COVID-19 data will wobble for next 10+ days: 5 considerations for data review

 The national COVID-19 surge has regionalized, and the holidays will cause reporting gaps and backlogs that are unlikely to stabilize until the second week of January at the earliest, according to The COVID Tracking Project.  

Five things to consider when looking at COVID-19 numbers over the next several days, according to Project writers and co-founders:

1. Project staff hope to see testing, case and death numbers recover from the holiday slowdown by the second week of January. Until then, they are largely counting on hospitalization data to understand what is happening nationwide.

2. The four main Census regions of the U.S. are reporting different experiences of the pandemic. The South and West are driving COVID-19 case increases in the U.S. The Midwest continues to see a decline in cases, and the Northeast appears to have reached a plateau. 

3. Since Dec. 9, 17 states have seen sharp declines in the number of new cases they report. Every state in the Midwest is reporting fewer cases now than two weeks ago. Why hasn't this caused a substantial decrease in the national case count? Because a handful of states are reporting sharp case rises. In California, cases are up 68 percent since Dec. 9. 
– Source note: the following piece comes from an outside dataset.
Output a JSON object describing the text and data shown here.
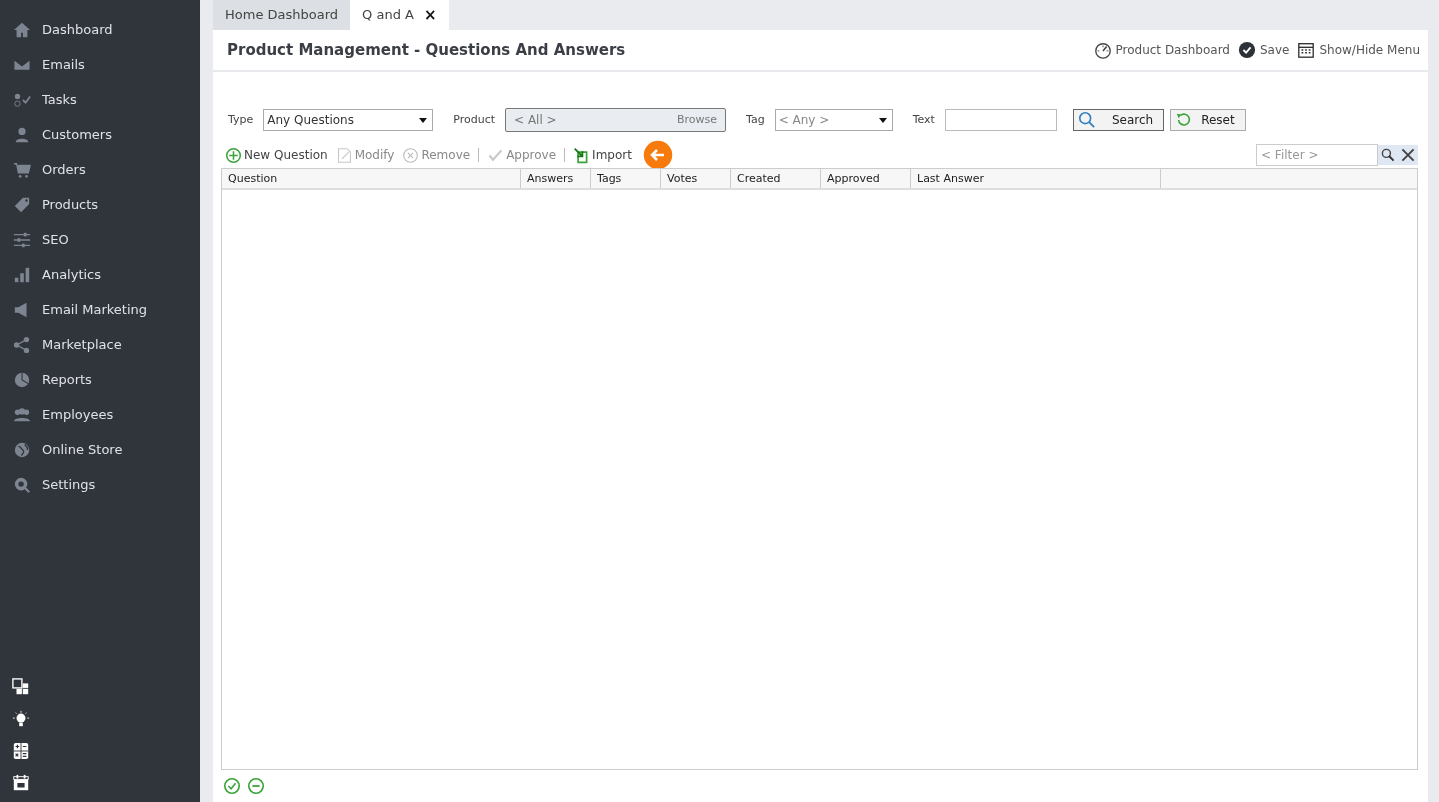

4. Hospitalizations are the one data point that is less volatile to holiday slowdowns given that hospitals do not get holidays off. Hospitalizations are continuing their decline in the Midwest. The Northeast's hospitalizations are not increasing as consistently as they had been. The South and West are reporting hospitalization numbers much higher than their summer-surge peaks, and those numbers are still rising sharply.

5. Nationwide, more than 119,000 people are currently hospitalized with COVID-19. That is up 5 percent from last week, and an anchor figure for the next several days to monitor the virus' spread throughout the U.S.